There’s the mom side. That Katelyn is on her game. She’s making breakfast for five, packing three lunches, checking homework, doing all our laundry and making dinner. She dresses in tight ass yoga pants and has her hair piled on top of her head. Believe it or not, this is my dirty girl Katelyn. This is my, come-home-at-lunch–for-a-quickie, Katelyn.
Then there’s the shy, reserved Katelyn. That’s what I have now. She wants to be held and caressed and will show affection, as long as it’s hidden from everyone else. She’s not afraid to let it be known that I’m hers though, but it takes some good goading for her to be flashy about our relationship. This is the Katelyn that I get at night when we’re all sitting around watching TV. She’ll curl up in a chair or I’ll come home to find all three kids piled around her.
The first time I saw her and Quinn sitting together, I thought I was going to lose my shit. I almost broke down and cried like a baby. She treats him as her own and that is more than I could ask for.
“You’re done,” the artist says.
Katelyn bends to look. She gasps and covers her mouth. “It’s beautiful.”
“I told you,” I say, kissing her temple.
He covers it and gives her the instructions that I have memorized. When she hops down from the table, I pull her to me. I kiss her once and move aside, taking my shirt off as I do.
“What are you doing?” she asks.
“It’s my turn.” I jump up on the table just as the artist returns with my sketch.
“Where?” he asks.
I point to my chest and he nods.
“What are you getting?”
“You’ll see.”
I lay back, putting my arms behind my head.
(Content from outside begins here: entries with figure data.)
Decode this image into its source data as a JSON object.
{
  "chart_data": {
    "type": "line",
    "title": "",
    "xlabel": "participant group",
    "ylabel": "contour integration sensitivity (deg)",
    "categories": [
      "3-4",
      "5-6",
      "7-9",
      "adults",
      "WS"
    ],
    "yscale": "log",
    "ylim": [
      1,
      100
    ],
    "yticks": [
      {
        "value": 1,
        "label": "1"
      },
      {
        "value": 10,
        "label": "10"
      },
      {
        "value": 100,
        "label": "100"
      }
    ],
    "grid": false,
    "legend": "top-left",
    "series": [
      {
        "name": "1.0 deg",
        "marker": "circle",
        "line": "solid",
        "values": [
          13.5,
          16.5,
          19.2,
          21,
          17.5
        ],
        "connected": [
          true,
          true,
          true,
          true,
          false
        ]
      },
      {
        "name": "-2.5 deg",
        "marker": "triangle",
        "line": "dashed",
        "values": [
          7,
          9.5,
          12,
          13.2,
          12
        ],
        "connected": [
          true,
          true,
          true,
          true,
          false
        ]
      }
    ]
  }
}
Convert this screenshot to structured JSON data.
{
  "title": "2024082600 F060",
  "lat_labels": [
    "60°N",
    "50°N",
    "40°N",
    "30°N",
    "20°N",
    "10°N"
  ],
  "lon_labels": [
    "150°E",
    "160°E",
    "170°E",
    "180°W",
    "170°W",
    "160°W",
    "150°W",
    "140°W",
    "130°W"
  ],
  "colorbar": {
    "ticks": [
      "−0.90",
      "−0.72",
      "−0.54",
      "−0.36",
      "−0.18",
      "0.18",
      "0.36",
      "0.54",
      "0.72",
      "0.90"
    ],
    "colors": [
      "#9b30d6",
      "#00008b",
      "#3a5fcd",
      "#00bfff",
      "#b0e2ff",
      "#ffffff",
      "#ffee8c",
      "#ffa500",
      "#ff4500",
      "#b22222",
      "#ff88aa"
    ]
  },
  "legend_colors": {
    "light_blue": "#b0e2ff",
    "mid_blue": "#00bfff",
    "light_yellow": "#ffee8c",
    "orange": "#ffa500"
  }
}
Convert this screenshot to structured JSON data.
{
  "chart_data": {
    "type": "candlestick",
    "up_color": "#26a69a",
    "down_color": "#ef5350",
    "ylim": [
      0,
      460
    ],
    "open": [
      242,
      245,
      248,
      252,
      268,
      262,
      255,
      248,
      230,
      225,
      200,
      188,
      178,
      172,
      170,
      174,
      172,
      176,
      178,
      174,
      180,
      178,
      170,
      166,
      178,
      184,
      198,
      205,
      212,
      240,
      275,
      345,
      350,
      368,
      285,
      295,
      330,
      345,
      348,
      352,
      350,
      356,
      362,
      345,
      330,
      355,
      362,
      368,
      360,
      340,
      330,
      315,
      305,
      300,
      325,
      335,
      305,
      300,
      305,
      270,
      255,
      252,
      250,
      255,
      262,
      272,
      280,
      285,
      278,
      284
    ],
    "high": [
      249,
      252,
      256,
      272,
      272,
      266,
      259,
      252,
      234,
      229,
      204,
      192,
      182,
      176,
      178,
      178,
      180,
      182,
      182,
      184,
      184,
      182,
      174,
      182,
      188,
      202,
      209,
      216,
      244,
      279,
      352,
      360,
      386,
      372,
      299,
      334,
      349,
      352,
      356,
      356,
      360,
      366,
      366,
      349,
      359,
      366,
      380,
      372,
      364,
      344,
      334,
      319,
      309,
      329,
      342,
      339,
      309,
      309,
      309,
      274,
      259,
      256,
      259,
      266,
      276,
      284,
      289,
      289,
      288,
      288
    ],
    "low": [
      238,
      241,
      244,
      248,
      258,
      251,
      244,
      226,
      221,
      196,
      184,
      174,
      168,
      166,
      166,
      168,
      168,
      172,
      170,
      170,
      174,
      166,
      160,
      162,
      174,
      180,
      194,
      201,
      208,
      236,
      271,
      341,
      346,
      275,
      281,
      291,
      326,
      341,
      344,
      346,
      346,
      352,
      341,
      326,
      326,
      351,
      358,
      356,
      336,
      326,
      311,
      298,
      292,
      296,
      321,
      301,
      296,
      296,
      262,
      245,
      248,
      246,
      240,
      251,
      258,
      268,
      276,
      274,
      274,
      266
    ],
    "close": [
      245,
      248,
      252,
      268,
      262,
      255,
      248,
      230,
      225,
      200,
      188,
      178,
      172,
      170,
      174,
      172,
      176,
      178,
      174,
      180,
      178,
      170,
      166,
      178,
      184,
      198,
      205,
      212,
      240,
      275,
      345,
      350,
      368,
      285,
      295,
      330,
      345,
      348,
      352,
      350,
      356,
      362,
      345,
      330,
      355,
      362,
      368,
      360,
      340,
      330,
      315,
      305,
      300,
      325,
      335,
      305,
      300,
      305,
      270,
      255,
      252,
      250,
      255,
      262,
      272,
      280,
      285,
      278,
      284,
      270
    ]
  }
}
I’m grinning from ear to ear when he sets the paper down and peels it back.
“Harrison?” Her voice is soft and wavering.
I pull my hand out from behind my head and reach for her. She comes to me, allowing me to hold her. I watch her the entire time, never flinching or needing to look that he’s doing it right, I know he is.
Mine is done quickly. He bandages it up and sends us on our way. I don’t ask if she wants to go home or if she has other plans. I need to go home. There are three people waiting for us and I have something to show them.
As soon as we pull into the driveway, Jenna is walking out. She looks tired, run down.
“What’s wrong?” Katelyn asks her. Katelyn puts her hands on Jenna’s shoulder to hold her still.
“I think I have the flu. I’m sorry if I got the kids sick.”
“It’s okay,” Katelyn says, walking Jenna to her car. I wait for Katelyn at the bottom step and make faces at Peyton who is staring at me through the picture window.
“I hope she’s not sick,” Katelyn says, meeting me at the step.
“I hope not either. She’s been acting so weird since the wedding, though. I don’t know, but something’s off. Did she meet someone there? You know, maybe had a bad one-night stand?”
Katelyn shakes her head. “I don’t think so. Heck, the last time I heard her talk about a guy was when she kept talking about you when I had a sleepover. She kept asking me if she could ask you out.”